Covid cases rise as U.S. passes 1 million deaths
What happened
As the country marked the grim milestone of 1 million Covid deaths, the Biden administration warned this week that a new wave could infect nearly a third of Americans. Cases shot up more than 50 percent nationwide over the past two weeks, and hospitalizations rose nearly 20 percent. The Omicron subvariant BA2.12.1, an offshoot of BA.2 that is 25 percent more contagious, now accounts for nearly 43 percent of new infections, and it could explode in the fall. Covid czar Ashish Jha warned that a late2022 surge could infect 100 million people. Data from last winter’s Omicron wave, meanwhile, suggest that some 42 percent of deaths in January and February were among vaccinated people, mostly elderly. Still, the death rate overall among the vaccinated was seven times lower than for the unvaccinated, and boosters continued to bolster protection against the most serious illness. Only about 30 percent of American adults, though, have gotten a booster—a rate lagging behind that of most Western countries.
Pfizer and Moderna are currently working on so-called bivalent shots, which combine a vaccine against the original Covid strain with one that targets a newer variant, but funds for buying vaccines and the antiviral Paxlovid are drying up. After getting cut from a budget that included $40 billion in aid to Ukraine, a bipartisan proposal for $10 billion in Covid funds remains stranded in Congress. Senate Republicans vowed to block the money unless the White House reinstates Donald Trump’s Title 42 restrictions, which allow officials to turn away or even kick out migrants.
What the editorials said
Deaths during this “catastrophic chapter in American history” have now outstripped deaths from “both world wars” plus the tolls from the conflicts in Vietnam and Korea, said The Washington Post. The carnage has also rattled confidence in leadership. Trump’s response was “reckless,” yet under Biden, “confusing and shifting” publichealth guidance further eroded trust. What would happen if the CDC decided to tell Americans to mask up again? “Would we?”
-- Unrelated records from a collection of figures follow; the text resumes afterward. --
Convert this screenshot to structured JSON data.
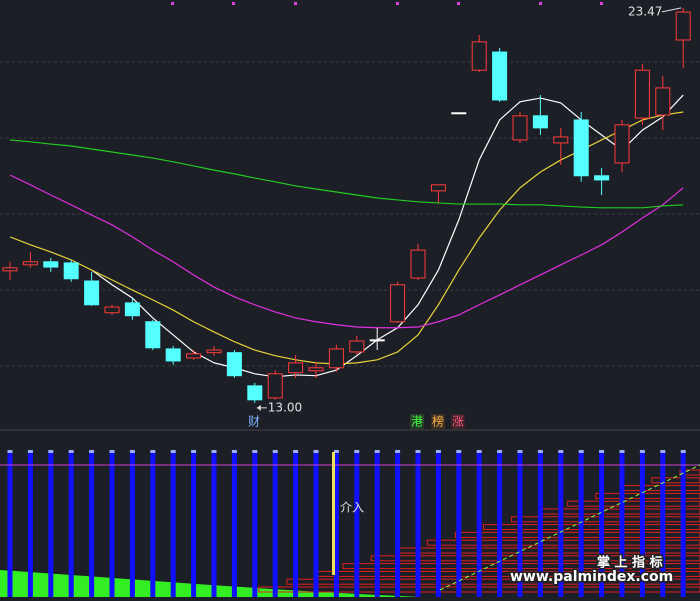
{
  "chart_data": {
    "type": "candlestick",
    "open": [
      16.5,
      16.66,
      16.74,
      16.71,
      16.23,
      15.39,
      15.65,
      15.15,
      14.43,
      14.19,
      14.33,
      14.33,
      13.45,
      13.13,
      13.8,
      13.85,
      13.93,
      14.35,
      14.67,
      15.15,
      16.31,
      18.62,
      20.69,
      21.82,
      22.3,
      19.97,
      20.61,
      19.89,
      20.5,
      19.02,
      19.36,
      20.55,
      20.63,
      22.62
    ],
    "high": [
      16.74,
      17.0,
      16.84,
      16.79,
      16.47,
      15.6,
      15.78,
      15.2,
      14.51,
      14.4,
      14.51,
      14.4,
      13.53,
      13.87,
      14.27,
      14.09,
      14.54,
      14.78,
      14.99,
      16.21,
      17.21,
      18.78,
      20.69,
      22.75,
      22.41,
      20.71,
      21.16,
      20.29,
      20.71,
      19.23,
      20.5,
      21.98,
      21.67,
      23.47
    ],
    "low": [
      16.26,
      16.58,
      16.47,
      16.21,
      15.57,
      15.33,
      15.2,
      14.4,
      14.01,
      14.14,
      14.25,
      13.66,
      13.0,
      13.08,
      13.66,
      13.66,
      13.82,
      14.27,
      14.4,
      15.12,
      16.26,
      18.3,
      20.69,
      21.77,
      20.98,
      19.89,
      20.1,
      19.31,
      18.86,
      18.51,
      19.12,
      20.37,
      20.23,
      21.88
    ],
    "close": [
      16.58,
      16.74,
      16.6,
      16.29,
      15.6,
      15.54,
      15.31,
      14.46,
      14.11,
      14.3,
      14.4,
      13.72,
      13.08,
      13.77,
      14.06,
      13.93,
      14.43,
      14.64,
      14.67,
      16.13,
      17.05,
      18.78,
      20.69,
      22.57,
      21.03,
      20.61,
      20.29,
      20.05,
      19.02,
      18.91,
      20.37,
      21.82,
      21.35,
      23.36
    ],
    "up_color": "#ff3b3b",
    "down_color": "#54ffff",
    "flat_color": "#ffffff",
    "series": [
      {
        "color": "#ffffff",
        "values": [
          null,
          null,
          null,
          null,
          16.52,
          16.13,
          15.78,
          15.25,
          14.8,
          14.35,
          14.06,
          13.93,
          13.77,
          13.69,
          13.74,
          13.72,
          13.87,
          14.25,
          14.67,
          14.99,
          15.6,
          16.52,
          17.85,
          19.44,
          20.5,
          20.98,
          21.08,
          20.95,
          20.5,
          20.1,
          19.7,
          20.23,
          20.58,
          21.16
        ]
      },
      {
        "color": "#e8d23a",
        "values": [
          17.4,
          17.19,
          17.0,
          16.79,
          16.52,
          16.26,
          15.99,
          15.73,
          15.46,
          15.15,
          14.88,
          14.62,
          14.4,
          14.25,
          14.14,
          14.06,
          14.03,
          14.06,
          14.14,
          14.35,
          14.8,
          15.6,
          16.52,
          17.37,
          18.11,
          18.7,
          19.12,
          19.44,
          19.7,
          19.97,
          20.23,
          20.5,
          20.63,
          20.71
        ]
      },
      {
        "color": "#e030e0",
        "values": [
          19.04,
          18.78,
          18.51,
          18.25,
          17.98,
          17.72,
          17.4,
          17.05,
          16.74,
          16.39,
          16.07,
          15.81,
          15.6,
          15.41,
          15.25,
          15.15,
          15.07,
          15.01,
          14.99,
          14.99,
          15.01,
          15.15,
          15.33,
          15.6,
          15.86,
          16.13,
          16.39,
          16.66,
          16.92,
          17.19,
          17.53,
          17.9,
          18.25,
          18.7
        ]
      },
      {
        "color": "#22cc22",
        "values": [
          19.97,
          19.92,
          19.86,
          19.81,
          19.73,
          19.65,
          19.57,
          19.49,
          19.39,
          19.28,
          19.17,
          19.07,
          18.96,
          18.86,
          18.75,
          18.67,
          18.59,
          18.51,
          18.43,
          18.38,
          18.33,
          18.3,
          18.27,
          18.27,
          18.27,
          18.25,
          18.25,
          18.22,
          18.19,
          18.17,
          18.17,
          18.17,
          18.22,
          18.25
        ]
      }
    ],
    "ylim": [
      12.28,
      23.68
    ],
    "high_label": 23.47,
    "low_label": {
      "value": 13,
      "label": "13.00"
    },
    "signal_labels": [
      "财",
      "港",
      "榜",
      "涨"
    ]
  },
  "indicator": {
    "label": "介入"
  },
  "watermark": {
    "title": "掌 上 指 标",
    "url": "www.palmindex.com"
  }
}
While a sense of normality has returned, “appearances can be deceiving,” said the San Antonio Express-News. Cases are rising, and
“the impact of these deaths has spiraled beyond the deceased” as survivors grieve, their lives forever altered. Still, even after negotiators whittled Biden’s proposed $22.5 billion in Covid relief funds down to $10 billion, the money has been “undermined by haggling.” Lawmakers should “do the right thing” for a country battered by staggering loss.
What the columnists said
The pandemic has been “a complex political and cultural event,” said Daniel Henninger in The Wall Street Journal, yet the Pavlovian Democratic response was “throw money and expect gratitude.” Trillions in Covid relief filled state coffers but did little to help overwhelmed families juggling homeschooling and parsing masking policies “micromanaged into incomprehensibility.” The attempt to mortgage our children’s future with Build Back Better was “an exercise in political grandiosity wholly out of sync with a public that had turned inward.”
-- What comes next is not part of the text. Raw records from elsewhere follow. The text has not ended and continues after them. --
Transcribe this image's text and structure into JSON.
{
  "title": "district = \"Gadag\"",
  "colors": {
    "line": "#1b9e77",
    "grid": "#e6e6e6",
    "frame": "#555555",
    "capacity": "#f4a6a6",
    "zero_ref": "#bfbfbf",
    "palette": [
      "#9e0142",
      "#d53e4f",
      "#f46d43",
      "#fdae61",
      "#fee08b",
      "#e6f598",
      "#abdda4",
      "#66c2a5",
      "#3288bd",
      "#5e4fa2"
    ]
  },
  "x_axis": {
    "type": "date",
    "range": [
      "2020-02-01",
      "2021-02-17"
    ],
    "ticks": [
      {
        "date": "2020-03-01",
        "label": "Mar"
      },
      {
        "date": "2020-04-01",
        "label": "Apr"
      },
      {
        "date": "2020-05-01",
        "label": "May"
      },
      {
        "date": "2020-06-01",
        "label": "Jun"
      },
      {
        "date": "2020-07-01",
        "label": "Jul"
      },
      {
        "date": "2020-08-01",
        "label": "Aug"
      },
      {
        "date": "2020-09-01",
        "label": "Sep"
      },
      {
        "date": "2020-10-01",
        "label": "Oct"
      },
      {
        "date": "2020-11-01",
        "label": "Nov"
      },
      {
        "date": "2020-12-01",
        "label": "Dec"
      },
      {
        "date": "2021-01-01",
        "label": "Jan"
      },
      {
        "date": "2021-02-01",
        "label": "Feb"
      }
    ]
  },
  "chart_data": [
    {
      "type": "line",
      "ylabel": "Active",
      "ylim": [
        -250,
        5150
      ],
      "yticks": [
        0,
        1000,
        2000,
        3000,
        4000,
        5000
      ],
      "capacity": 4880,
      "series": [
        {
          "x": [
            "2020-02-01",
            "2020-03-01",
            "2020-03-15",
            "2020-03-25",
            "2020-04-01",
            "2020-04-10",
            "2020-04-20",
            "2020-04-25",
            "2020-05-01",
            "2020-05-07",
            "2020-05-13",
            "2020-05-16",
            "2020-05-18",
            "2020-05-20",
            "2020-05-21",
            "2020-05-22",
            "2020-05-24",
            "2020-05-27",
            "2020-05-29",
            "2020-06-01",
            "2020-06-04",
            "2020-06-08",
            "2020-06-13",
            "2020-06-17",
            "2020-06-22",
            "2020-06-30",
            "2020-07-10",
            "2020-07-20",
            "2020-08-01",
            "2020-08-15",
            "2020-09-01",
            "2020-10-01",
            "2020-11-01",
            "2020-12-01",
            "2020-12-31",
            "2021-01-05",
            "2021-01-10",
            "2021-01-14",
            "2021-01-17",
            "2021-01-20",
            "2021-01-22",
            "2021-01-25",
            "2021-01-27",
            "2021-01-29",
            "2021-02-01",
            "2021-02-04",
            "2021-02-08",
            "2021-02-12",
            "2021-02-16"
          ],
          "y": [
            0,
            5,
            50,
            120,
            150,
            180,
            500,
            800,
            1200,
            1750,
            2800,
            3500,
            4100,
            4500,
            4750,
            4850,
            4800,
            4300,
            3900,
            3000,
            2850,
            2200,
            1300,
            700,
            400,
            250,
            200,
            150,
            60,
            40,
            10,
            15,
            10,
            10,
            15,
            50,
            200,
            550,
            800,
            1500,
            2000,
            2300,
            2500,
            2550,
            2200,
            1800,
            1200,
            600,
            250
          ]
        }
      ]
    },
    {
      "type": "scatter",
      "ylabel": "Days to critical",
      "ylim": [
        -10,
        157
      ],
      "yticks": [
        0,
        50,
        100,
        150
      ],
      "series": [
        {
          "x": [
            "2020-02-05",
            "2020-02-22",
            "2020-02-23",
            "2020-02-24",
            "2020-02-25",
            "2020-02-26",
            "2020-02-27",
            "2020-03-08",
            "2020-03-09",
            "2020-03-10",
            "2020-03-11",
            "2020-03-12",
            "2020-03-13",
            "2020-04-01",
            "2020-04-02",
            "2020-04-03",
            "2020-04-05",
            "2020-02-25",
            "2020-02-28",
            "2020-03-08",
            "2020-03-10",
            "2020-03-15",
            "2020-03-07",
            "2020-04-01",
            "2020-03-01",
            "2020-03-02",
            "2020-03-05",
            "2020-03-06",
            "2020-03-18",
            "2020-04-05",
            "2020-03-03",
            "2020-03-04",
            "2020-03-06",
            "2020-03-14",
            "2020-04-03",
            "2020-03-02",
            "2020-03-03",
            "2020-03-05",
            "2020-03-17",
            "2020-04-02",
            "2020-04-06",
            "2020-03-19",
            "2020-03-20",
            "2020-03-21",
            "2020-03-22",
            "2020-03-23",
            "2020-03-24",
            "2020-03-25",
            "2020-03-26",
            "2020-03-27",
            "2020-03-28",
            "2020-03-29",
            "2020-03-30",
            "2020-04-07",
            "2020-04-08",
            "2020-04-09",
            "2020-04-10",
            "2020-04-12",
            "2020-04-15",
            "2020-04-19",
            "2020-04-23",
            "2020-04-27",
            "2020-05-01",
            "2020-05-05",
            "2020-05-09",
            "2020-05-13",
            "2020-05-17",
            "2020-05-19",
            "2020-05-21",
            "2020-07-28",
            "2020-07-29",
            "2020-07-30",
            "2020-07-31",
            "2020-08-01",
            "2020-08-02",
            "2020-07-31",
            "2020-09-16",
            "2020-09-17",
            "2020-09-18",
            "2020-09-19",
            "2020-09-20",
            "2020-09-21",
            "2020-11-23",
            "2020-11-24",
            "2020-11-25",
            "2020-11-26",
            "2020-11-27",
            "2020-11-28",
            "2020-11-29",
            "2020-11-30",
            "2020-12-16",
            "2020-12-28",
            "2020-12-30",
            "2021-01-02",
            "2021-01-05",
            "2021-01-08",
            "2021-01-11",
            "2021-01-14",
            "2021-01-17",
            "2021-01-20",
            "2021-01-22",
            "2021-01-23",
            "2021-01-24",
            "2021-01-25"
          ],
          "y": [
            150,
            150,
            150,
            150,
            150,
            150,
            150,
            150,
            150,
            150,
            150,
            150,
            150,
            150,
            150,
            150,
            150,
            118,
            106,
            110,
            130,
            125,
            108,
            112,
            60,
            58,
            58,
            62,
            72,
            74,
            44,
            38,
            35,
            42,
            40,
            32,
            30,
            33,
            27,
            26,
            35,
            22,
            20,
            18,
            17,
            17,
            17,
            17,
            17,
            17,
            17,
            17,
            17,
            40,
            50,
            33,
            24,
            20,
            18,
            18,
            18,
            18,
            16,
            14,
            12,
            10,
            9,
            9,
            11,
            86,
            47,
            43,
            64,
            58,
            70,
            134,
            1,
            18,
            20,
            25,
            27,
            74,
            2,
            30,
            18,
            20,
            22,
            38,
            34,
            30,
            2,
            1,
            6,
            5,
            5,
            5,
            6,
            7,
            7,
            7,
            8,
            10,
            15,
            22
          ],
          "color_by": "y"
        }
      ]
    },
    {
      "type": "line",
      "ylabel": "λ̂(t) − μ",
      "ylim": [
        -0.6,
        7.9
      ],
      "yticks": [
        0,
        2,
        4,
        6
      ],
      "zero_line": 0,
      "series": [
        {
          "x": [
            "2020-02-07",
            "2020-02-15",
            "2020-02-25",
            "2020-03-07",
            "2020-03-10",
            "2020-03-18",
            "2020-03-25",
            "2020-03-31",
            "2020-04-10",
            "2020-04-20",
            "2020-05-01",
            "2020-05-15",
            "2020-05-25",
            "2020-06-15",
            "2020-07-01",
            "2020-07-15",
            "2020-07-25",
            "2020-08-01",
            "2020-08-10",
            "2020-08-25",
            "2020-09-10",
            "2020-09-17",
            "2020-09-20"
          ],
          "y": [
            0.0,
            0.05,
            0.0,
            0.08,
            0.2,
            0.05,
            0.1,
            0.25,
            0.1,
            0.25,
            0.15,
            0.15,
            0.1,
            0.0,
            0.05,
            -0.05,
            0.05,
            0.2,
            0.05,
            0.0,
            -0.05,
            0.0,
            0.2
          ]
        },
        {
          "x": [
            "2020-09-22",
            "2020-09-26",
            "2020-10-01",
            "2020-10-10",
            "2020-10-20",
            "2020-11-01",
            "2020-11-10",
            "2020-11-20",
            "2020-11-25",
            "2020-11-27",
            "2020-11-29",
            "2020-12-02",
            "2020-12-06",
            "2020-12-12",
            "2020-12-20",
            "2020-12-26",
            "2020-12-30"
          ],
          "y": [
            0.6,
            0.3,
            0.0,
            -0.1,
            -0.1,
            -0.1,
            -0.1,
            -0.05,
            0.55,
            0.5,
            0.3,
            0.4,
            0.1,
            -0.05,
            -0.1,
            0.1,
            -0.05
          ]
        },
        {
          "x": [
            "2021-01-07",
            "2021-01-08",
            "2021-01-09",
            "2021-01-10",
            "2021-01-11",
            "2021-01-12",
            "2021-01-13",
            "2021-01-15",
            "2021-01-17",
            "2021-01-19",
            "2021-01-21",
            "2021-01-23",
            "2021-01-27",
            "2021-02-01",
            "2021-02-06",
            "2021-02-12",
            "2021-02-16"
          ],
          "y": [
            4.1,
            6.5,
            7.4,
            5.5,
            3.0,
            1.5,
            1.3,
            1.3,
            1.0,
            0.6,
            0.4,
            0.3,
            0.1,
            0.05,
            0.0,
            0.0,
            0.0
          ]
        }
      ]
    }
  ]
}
Americans will be “rightfully furious” to learn that their leaders could have prevented Covid’s next wave, said biotech executive Andrei Floroiu in The Hill. Developing “second-generation vaccines” tailored to new variants is our best shot at taming transmission. But such efforts require a fountain of money not seen since 2020’s Operation Warp Speed. While the first vaccines reduced deaths and illness, their effectiveness waned within months, so they alone cannot halt the pandemic.
Variants “seem to be coming at us faster and faster,” said David Axe in The Daily Beast. At least four new Omicron subvariants have surpassed their ancestors to become regionally dominant. Geneticist Niema Moshiri likened Covid’s evolution to slot machines: With the virus producing two mutations every two weeks in each infection, it’s making millions of plays, so it can hit the jackpot with a stronger variant again and again. “Don’t be surprised” if you win this unwanted prize, “even if you’re vaccinated and boosted and maybe even have antibodies from past infection.” But “don’t panic,” either. Keeping up with your vaccinations means that even if you get Covid, it’ll likely be mild. That’ll remain true unless the virus hits the “mega-jackpot”—a variant that achieves total immune escape. If that happens, “everything changes.”